Web Winners:
McSlum. This sobering article from the Atlantic Monthly in March warns that the housing crisis could turn overbuilt McMansion developments into tenement tracts - and suggests that already has begun to happen, here and there.
www.theatlantic.com/doc/200803/subprime
Subprimer. This section at about.com is dedicated to understanding the subprime-mortgage crisis. By now, subprime woe has spread pain across the economy. The page offers links for delving deeply into details of each phase of the crisis as it unfolded over the last year and a half. The material constitutes an impressive archive.
http://useconomy.about.com/od/economicindicators/tp/Subprime-Mortgage-Primer.htm
Downward slide. This slide show contains some vulgar language. But the stick figures in it do a pretty good job of describing how things got so messed up in the mortgage market.

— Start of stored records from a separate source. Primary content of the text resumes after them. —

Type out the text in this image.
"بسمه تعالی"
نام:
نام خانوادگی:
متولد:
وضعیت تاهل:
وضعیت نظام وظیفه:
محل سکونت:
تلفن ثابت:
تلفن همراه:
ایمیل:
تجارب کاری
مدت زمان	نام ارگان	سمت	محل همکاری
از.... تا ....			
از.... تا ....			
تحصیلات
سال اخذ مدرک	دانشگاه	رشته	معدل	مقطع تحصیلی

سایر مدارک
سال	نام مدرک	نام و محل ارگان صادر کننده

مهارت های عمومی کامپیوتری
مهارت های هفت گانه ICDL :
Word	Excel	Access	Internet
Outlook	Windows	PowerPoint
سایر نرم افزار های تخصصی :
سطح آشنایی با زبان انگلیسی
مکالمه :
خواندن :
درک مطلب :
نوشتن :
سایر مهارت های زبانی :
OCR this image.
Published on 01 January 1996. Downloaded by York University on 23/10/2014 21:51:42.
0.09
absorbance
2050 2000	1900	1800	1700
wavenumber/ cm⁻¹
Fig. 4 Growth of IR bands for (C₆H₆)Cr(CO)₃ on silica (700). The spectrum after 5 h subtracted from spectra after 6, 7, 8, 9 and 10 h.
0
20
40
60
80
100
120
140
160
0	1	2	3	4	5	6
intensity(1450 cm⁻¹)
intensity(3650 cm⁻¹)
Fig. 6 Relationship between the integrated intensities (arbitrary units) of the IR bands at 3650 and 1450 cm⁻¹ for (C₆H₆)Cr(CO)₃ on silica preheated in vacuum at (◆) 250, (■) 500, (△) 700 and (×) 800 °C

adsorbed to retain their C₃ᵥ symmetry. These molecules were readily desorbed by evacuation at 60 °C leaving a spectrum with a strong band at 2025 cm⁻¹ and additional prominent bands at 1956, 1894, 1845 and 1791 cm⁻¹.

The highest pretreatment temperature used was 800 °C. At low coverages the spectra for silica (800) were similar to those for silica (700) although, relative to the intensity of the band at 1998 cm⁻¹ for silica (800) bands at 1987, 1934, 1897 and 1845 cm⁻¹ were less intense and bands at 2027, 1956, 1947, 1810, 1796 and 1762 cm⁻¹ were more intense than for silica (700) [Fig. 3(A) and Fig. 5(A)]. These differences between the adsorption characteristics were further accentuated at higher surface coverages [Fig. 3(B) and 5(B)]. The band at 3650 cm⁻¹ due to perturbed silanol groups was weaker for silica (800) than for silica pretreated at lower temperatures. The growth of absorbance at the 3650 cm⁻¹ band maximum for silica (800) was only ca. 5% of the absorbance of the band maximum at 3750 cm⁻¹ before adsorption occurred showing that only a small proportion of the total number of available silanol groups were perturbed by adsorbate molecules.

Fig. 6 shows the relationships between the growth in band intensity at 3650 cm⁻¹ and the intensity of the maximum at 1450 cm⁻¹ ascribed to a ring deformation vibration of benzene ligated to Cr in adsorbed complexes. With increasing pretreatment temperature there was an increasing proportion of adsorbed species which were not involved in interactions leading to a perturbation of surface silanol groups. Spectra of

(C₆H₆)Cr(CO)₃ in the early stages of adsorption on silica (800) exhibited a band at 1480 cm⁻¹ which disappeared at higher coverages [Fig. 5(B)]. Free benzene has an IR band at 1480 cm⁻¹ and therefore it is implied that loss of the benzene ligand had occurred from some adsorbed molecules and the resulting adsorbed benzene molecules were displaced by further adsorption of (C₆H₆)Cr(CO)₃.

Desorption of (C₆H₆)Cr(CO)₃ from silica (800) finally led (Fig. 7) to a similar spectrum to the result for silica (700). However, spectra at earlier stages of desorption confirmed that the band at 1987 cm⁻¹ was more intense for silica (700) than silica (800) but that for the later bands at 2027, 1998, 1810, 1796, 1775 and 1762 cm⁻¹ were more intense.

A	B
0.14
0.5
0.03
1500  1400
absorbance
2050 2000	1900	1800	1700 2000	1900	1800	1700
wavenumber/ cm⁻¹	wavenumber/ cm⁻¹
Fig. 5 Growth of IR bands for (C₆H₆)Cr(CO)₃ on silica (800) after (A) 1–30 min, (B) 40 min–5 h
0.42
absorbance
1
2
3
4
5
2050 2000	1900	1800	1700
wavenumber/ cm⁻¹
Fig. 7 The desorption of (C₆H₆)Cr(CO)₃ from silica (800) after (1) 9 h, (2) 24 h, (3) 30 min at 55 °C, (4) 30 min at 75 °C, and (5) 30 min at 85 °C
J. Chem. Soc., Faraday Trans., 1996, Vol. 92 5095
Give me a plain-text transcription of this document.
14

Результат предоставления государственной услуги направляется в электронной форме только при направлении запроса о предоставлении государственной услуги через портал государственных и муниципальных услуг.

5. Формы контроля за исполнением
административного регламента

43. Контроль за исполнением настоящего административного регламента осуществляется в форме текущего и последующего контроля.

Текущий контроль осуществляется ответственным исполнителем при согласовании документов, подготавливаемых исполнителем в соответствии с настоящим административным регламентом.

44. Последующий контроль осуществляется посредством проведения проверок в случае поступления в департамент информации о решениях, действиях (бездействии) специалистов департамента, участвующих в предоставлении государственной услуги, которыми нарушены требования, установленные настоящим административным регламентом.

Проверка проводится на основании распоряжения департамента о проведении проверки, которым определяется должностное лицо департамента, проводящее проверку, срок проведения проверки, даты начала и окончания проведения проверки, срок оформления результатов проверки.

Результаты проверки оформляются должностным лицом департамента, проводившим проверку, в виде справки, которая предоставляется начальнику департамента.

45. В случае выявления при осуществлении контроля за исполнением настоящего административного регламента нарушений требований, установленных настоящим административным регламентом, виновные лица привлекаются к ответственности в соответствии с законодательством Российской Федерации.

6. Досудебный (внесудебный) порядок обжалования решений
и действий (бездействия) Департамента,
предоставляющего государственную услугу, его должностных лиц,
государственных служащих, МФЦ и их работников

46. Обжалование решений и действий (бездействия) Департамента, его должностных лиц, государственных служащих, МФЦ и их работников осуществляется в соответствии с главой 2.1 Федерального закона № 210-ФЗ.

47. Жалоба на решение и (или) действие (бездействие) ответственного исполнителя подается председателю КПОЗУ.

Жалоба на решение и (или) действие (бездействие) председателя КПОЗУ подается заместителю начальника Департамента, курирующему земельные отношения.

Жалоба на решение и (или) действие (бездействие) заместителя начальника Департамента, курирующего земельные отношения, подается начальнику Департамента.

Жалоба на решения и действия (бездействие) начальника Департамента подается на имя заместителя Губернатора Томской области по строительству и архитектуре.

www.slideshare.net/roguemonk/the-subprime-crisis-primer
Hope now. Pushed by government, the mortgage industry is asking homeowners who cannot meet their mortgage payments to begin a dialog - either directly with the lender or with credit counselors. The aim of the program, Hope Now, is to help borrowers get a "loan workout" - some modification of an original mortgage, or a new repayment plan - and avoid foreclosure.
Mortgage blogs. Here are two of the better blogs about the mortgage industry. The relentlessly upbeat Mortgage Report is by Dan Green, who calls himself a mortgage specialist.
Mortgage Matters is the blog by Holden Lewis at Bankrate.com. Lewis takes pains to put the mortgage scene in the context of the wider economy and the winds of politics.